Let z=√2x+5y
. Then:
The rate of change in z
at (2,4)
as we change x
but hold y
fixed is
, and
The rate of change in z
at (2,4)
as we change y
but hold x
fixed is
To find the rate of change in z with respect to x, we need to take the partial derivative of z with respect to x while holding y fixed:
∂z/∂x = ∂/∂x (√2x + 5y)
Using the chain rule, we have:
∂z/∂x = ∂/∂x (√2x) = (√2)(1) = √2
So the rate of change in z with respect to x, while holding y fixed, is √2.
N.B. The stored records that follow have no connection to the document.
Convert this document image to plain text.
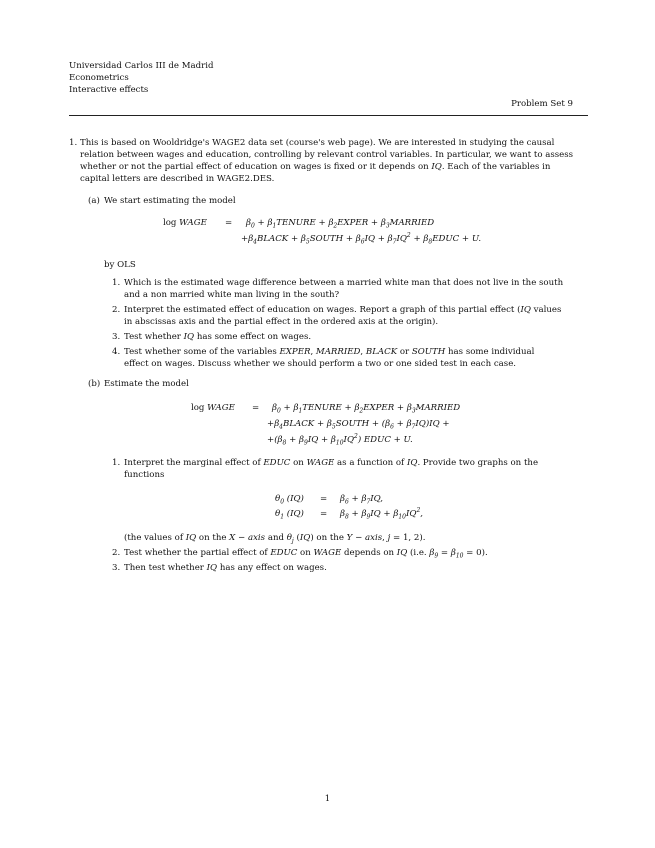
Universidad Carlos III de Madrid
Econometrics
Interactive effects
Problem Set 9
1. This is based on Wooldridge's WAGE2 data set (course's web page). We are interested in studying the causal
relation between wages and education, controlling by relevant control variables. In particular, we want to assess
whether or not the partial effect of education on wages is fixed or it depends on IQ. Each of the variables in
capital letters are described in WAGE2.DES.
(a) We start estimating the model
log WAGE = $\beta_0$ + $\beta_1TENURE$ + $\beta_2EXPER$ + $\beta_3MARRIED$
$+\beta_4BLACK$ + $\beta_5SOUTH + \beta_6IQ + \beta_7IQ^2$ + $\beta_8EDUC + U$.
by OLS
1. Which is the estimated wage difference between a married white man that does not live in the south
and a non married white man living in the south?
2. Interpret the estimated effect of education on wages. Report a graph of this partial effect (IQ values
in abscissas axis and the partial effect in the ordered axis at the origin).
3. Test whether IQ has some effect on wages.
4. Test whether some of the variables EXPER, MARRIED, BLACK or SOUTH has some individual
effect on wages. Discuss whether we should perform a two or one sided test in each case.
(b) Estimate the model
log WAGE = $\beta_0$ + $\beta_1TENURE$ + $\beta_2EXPER$ + $\beta_3MARRIED$
$+\beta_4BLACK$ + $\beta_5SOUTH + (\beta_6 + \beta_7IQ)IQ$ +
$+(\beta_8 + \beta_9IQ + \beta_{10}IQ^2)$ EDUC + U.
1. Interpret the marginal effect of EDUC on WAGE as a function of IQ. Provide two graphs on the
functions
$\theta_0$ $(IQ) = \beta_6 + \beta_7IQ$,
$\theta_1$ $(IQ) = \beta_8 + \beta_9IQ + \beta_{10}IQ^2$,
(the values of IQ on the X − axis and $\theta_j$ (IQ) on the Y − axis, j = 1, 2).
2. Test whether the partial effect of EDUC on WAGE depends on IQ (i.e. $\beta_9 = \beta_{10} = 0$).
3. Then test whether IQ has any effect on wages.
1
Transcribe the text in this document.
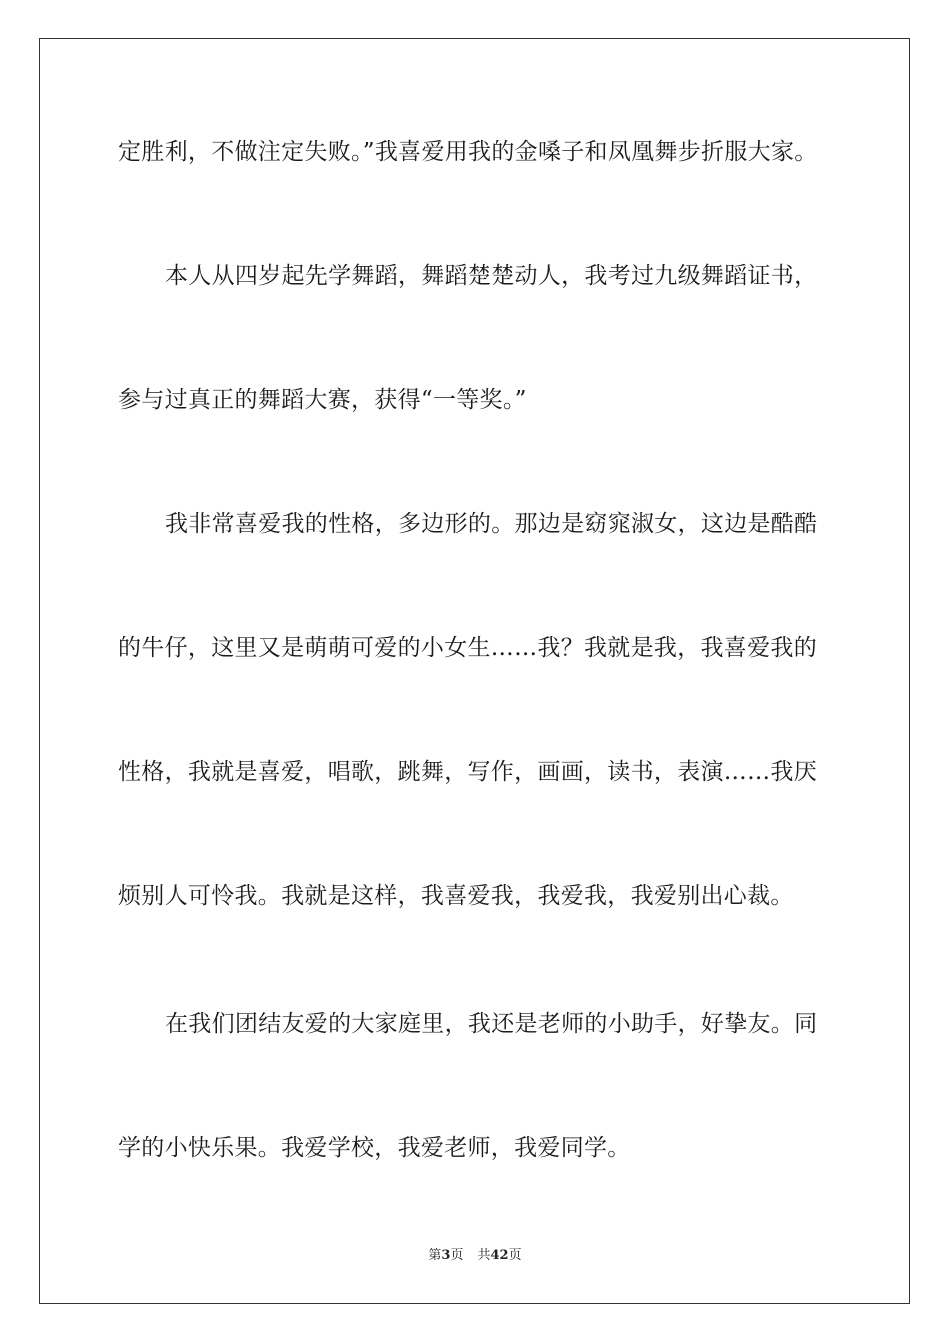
定胜利，不做注定失败。”我喜爱用我的金嗓子和凤凰舞步折服大家。
本人从四岁起先学舞蹈，舞蹈楚楚动人，我考过九级舞蹈证书，
参与过真正的舞蹈大赛，获得“一等奖。”
我非常喜爱我的性格，多边形的。那边是窈窕淑女，这边是酷酷
的牛仔，这里又是萌萌可爱的小女生……我？我就是我，我喜爱我的
性格，我就是喜爱，唱歌，跳舞，写作，画画，读书，表演……我厌
烦别人可怜我。我就是这样，我喜爱我，我爱我，我爱别出心裁。
在我们团结友爱的大家庭里，我还是老师的小助手，好挚友。同
学的小快乐果。我爱学校，我爱老师，我爱同学。
第3页 共42页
To find the rate of change in z with respect to y, we need to take the partial derivative of z with respect to y while holding x fixed:
∂z/∂y = ∂/∂y (√2x + 5y)
Using the chain rule, we have:
∂z/∂y = ∂/∂y (5y) = 5
So the rate of change in z with respect to y, while holding x fixed, is 5.
To find the rate of change in z at (2,4) as we change x but hold y fixed, we can take the partial derivative of z with respect to x.
∂z/∂x = (∂/∂x)√(2x+5y)
To find this derivative, we can use the chain rule:
∂z/∂x = (1/2√(2x+5y)) * (∂/∂x)(2x+5y)
Since we are holding y fixed, the derivative of (2x+5y) with respect to x is simply 2. Plugging this in:
∂z/∂x = (1/2√(2x+5y)) * 2
= 1/√(2x+5y)
Evaluating this derivative at (2,4):
∂z/∂x = 1/√(2(2)+5(4))
= 1/√(4+20)
= 1/√24
= 1/(2√6)
Therefore, the rate of change in z at (2,4) as we change x but hold y fixed is 1/(2√6).
To find the rate of change in z at (2,4) as we change y but hold x fixed, we can take the partial derivative of z with respect to y.
∂z/∂y = (∂/∂y)√(2x+5y)
To find this derivative, we can again use the chain rule:
∂z/∂y = (1/2√(2x+5y)) * (∂/∂y)(2x+5y)
Since we are holding x fixed, the derivative of (2x+5y) with respect to y is simply 5. Plugging this in:
∂z/∂y = (1/2√(2x+5y)) * 5
= 5/√(2x+5y)
Evaluating this derivative at (2,4):
∂z/∂y = 5/√(2(2)+5(4))
= 5/√(4+20)
= 5/√24
= 5/(2√6)
Therefore, the rate of change in z at (2,4) as we change y but hold x fixed is 5/(2√6).